Algorithms

Question 1

Define Big O notation

Answer 1

f(x) = O(g(x)) means:
there exists:
* some positive constant M
* some minimum x-value, x_o
Such that for all x > x_o
* f(x) <= M×g(x)

Basically: f(x) = O(g(x)) means
“f(x) is at least as fast as g(x)”

Question 2

Define the Limit Theorem

Answer 2

Let f(x) & g(x) be real-valued functions

Let L = lim (f(x)/g(x)) lim of x->infinity

1. If L = 0, f(x)=o(g(x)) (and thus Big O too)
2. If L = infinity, g(x)=o(f(x)) (and thus Big O too)
3. If 0 < L < infinity, f(x)=O(g(x)) and g(x)=O(f(x))

Question 3

Define L’Hopital’s rule

Answer 3

Condition:
* if lim f(x) and lim g(x) = 0 OR
* if lim f(x) and lim g(x) = infinity
Then:
lim (f(x)/g(x)) = lim (f'(x)/g'(x))   the derivative of each

Question 4

Define Little O notation

Answer 4

f(x) = o(g(x)) means
* for EVERY positive ε
There exists a constant x_ε
Such that: f(x) <= ε*g(x) for all x>= x_ε

Basically, f(x) = o(g(x)) means:
g(x) grows at a much faster rate than f(x)
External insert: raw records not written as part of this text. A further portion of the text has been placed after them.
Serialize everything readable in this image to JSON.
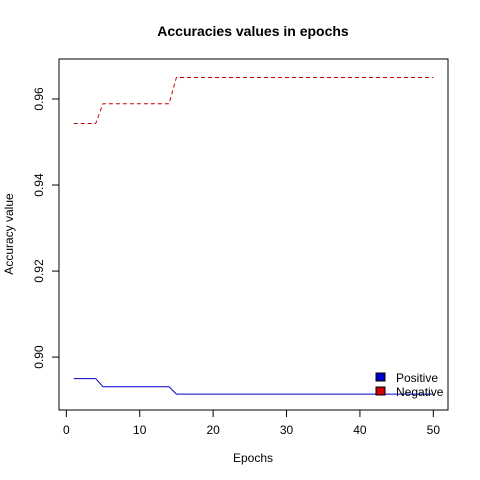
{
  "chart_data": {
    "type": "line",
    "title": "Accuracies values in epochs",
    "xlabel": "Epochs",
    "ylabel": "Accuracy value",
    "xlim": [
      -1,
      52
    ],
    "ylim": [
      0.8877,
      0.9693
    ],
    "xticks": [
      0,
      10,
      20,
      30,
      40,
      50
    ],
    "yticks": [
      0.9,
      0.92,
      0.94,
      0.96
    ],
    "xtick_labels": [
      "0",
      "10",
      "20",
      "30",
      "40",
      "50"
    ],
    "ytick_labels": [
      "0.90",
      "0.92",
      "0.94",
      "0.96"
    ],
    "legend_position": "bottom-right",
    "grid": false,
    "series": [
      {
        "name": "Positive",
        "color": "#0000cc",
        "line_style": "solid",
        "x": [
          1,
          4,
          5,
          14,
          15,
          50
        ],
        "y": [
          0.895,
          0.895,
          0.8931,
          0.8931,
          0.8914,
          0.8914
        ]
      },
      {
        "name": "Negative",
        "color": "#cc0000",
        "line_style": "dashed",
        "x": [
          1,
          4,
          5,
          14,
          15,
          50
        ],
        "y": [
          0.9543,
          0.9543,
          0.9589,
          0.9589,
          0.965,
          0.965
        ]
      }
    ]
  }
}
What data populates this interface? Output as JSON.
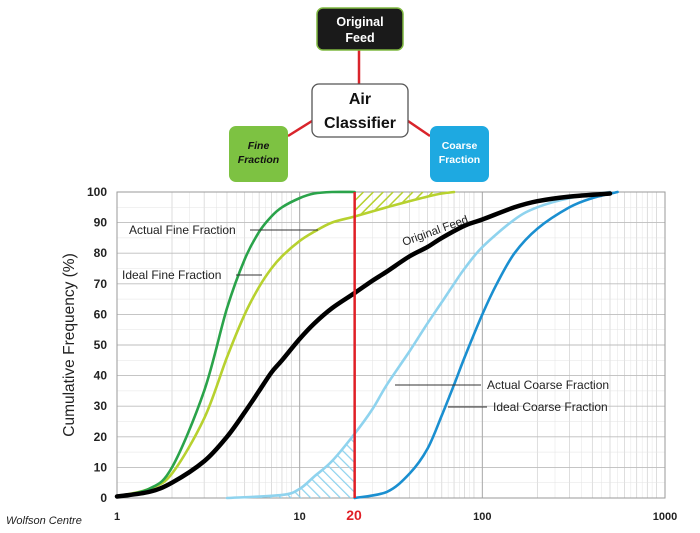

If f(x) = o(g(x)), then f(x) = O(g(x)) too

Question 5

What is Big Omega (Ω)

Answer 5

Opposite of Big O

f(x) = Ω(g(x)) if g(x) = O(f(x))

Question 6

What is Big Theta (Θ)

Answer 6

If two functions are Big O of eachother

f(x) = Θ(g(x)) if f(x) = O(g(x)) and g(x) = O(f(x))

Question 7

What is a recurrence Relation

Answer 7

Is a mathematical equation
Is Not a code/algorithm.

Recursively defines a function’s values in terms of earlier values

Question 8

How do you prove the runtime of a function?

Answer 8

1. Write out its recurrence relation
2. Turn it into closed form (by expanding the recurrences & finding a pattern)
3. Do a formal proof to show the recurrence relation is equal to the closed form

Question 9

What is the Master Method

Answer 9

T(n) = aT(n/b) + O(n^d)
a, b, d must be constants

• if log_b(a) < d, then T(n) = O(n^d)
• if log_b(a) = d, then T(n) = O(n^d * log(n))
• if log_b(a) > d, then T(n) = O(n^(log_b(a)))

Question 10

Binary Search FIX

Answer 10

O(log(n))

Question 11

BubbleSort runtime?

Answer 11

Worst-case runtime: O(n^2)
* if array is in reverse order
Best-case runtime: O(n)
* if array is already sorted

Question 12

How does BubbleSort work?

Answer 12

1. Iterate through the list
2. At each step, compare element i to i+1
3. If they’re out of order, swap them
4. Continue down the list & start over until no swaps are needed

Question 13

InsertionSort runtime?

Answer 13

Worst-case: O(n^2)

Best-case: if already sorted
O(n) if backwards search,
O(nlog(n)) if binary search
* if array is already sorted

Question 14

How does InsertionSort work?

Answer 14

1. Iterate through array
2. At each element, figure out where to place it in the elements before it (already sorted)
3. Shift appropriate elements
4. Move to next element

Question 15

SelectionSort runtime?

Answer 15

O(n^2)

For ALL situations

Question 16

How does SelectionSort work?

Answer 16

1. Find the smallest element in the list
2. Swap it with the first element in the list
3. Move up 1, repeat with second smallest, swap with second element

Question 17

MergeSort runtime?

Answer 17

O(n*log(n))

For ALL situations

Merge runtime = O(n)

Question 18

How does MergeSort work?

Answer 18

1. Split array in half
2. Split those halves recursively
3. Merge the two halves with Merge

Question 19

QuickSort runtime?

Answer 19

Worst-case: O(n^2)

Average: O(n*log(n)) in expectation
* (If you split the array in half each time)

Question 20

How does QuickSort work?

Answer 20

1. Select a pivot element
2. Iterate through the array, smaller values go to left of pivot, bigger values go to right, duplicates of pivot go to a middle array
3. Recurse for left & right sub-arrays

Question 21

Principle of Divide & Conquer

Answer 21

1. Break problem into smaller subproblems
2. Recursively solve the subproblems
3. Combine the subproblem solutions to solve the OG problem

Question 22

Example of Divide and Conquer algorithms:

Answer 22

• binary search
• QuickSort
• MergeSort